There is sometimes confusion in tracklists. If you see "Raxon E" in a tracklist, it is almost certainly a typo or a file-naming error for:
Around the 2-minute mark, where the Nevins original would drop into a smooth filtered riser, the Raxon E version throws in a distorted, lo-fi synth stab and a bar of silence before the beat crashes back. It’s jarring at first, but effective live.
Now, we arrive at the most confusing part of the keyword: "Raxon E." run dmc jason nevins its like that raxon e
You will not find "Raxon E" on the official liner notes of the 12" vinyl. So, who or what is Raxon E?
There are three prevailing theories among collectors: There is sometimes confusion in tracklists
Regardless of the origin, "Raxon E" has become a ghost term in the DJ community. If you find an MP3 labeled "Run DMC - Its Like That (Raxon E Remix)," you are likely listening to a high-energy, pitch-shifted, or slightly distorted version of the Jason Nevins remix that circulated on Soulseek in 2003. It is a digital artifact—a zombie keyword kept alive by nostalgia.

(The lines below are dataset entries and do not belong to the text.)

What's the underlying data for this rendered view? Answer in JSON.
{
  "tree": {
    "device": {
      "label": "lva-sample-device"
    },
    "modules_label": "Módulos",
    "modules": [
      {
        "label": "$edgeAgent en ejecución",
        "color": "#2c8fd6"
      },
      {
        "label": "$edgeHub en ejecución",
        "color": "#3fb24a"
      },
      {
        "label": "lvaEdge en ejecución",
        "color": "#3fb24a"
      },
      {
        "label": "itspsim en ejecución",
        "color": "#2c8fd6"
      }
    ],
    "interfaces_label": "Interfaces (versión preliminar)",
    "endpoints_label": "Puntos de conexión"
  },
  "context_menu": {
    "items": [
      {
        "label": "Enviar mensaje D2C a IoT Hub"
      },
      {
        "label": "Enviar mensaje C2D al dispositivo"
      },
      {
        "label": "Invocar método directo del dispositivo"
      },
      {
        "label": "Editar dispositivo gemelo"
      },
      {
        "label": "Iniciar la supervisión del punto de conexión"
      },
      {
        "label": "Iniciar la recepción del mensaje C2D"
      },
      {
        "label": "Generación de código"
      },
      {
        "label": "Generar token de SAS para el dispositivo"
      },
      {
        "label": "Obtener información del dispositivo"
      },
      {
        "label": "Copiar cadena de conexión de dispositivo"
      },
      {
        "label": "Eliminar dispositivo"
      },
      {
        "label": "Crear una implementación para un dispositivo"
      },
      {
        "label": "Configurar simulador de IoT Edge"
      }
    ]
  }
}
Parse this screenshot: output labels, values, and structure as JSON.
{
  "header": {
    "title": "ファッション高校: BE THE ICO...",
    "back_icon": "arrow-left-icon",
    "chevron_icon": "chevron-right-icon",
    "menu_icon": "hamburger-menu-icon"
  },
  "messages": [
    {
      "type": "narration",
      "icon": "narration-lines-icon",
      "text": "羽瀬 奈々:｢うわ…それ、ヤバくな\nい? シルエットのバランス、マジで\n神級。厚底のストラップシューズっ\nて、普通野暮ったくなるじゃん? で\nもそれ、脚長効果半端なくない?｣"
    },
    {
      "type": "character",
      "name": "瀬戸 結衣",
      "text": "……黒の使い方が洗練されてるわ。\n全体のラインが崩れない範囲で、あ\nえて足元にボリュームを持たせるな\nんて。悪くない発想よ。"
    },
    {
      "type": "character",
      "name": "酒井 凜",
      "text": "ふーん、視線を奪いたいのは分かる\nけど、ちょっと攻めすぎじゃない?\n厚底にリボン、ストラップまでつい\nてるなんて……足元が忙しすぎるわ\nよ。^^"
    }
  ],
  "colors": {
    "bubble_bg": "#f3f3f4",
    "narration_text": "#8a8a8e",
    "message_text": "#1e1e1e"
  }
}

If the original 1983 Run–DMC version was a stark, minimalist hip-hop warning about social struggle, and the 1997 Jason Nevins remix turned it into a stadium-filling, beat-driven house anthem, then the so-called “Raxon E” version (likely a bootleg or rework) strips things back toward the middle: gritty loops, extended builds, and slightly darker, warehouse-ready energy. Around the 2-minute mark, where the Nevins original
Raxon E seems to emphasize the percussive tension — the drums hit harder, the famous piano stabs are grittier (maybe even slightly detuned), and Jason Nevins’ original filtered sweeps are replaced with sharper, more abrupt transitions.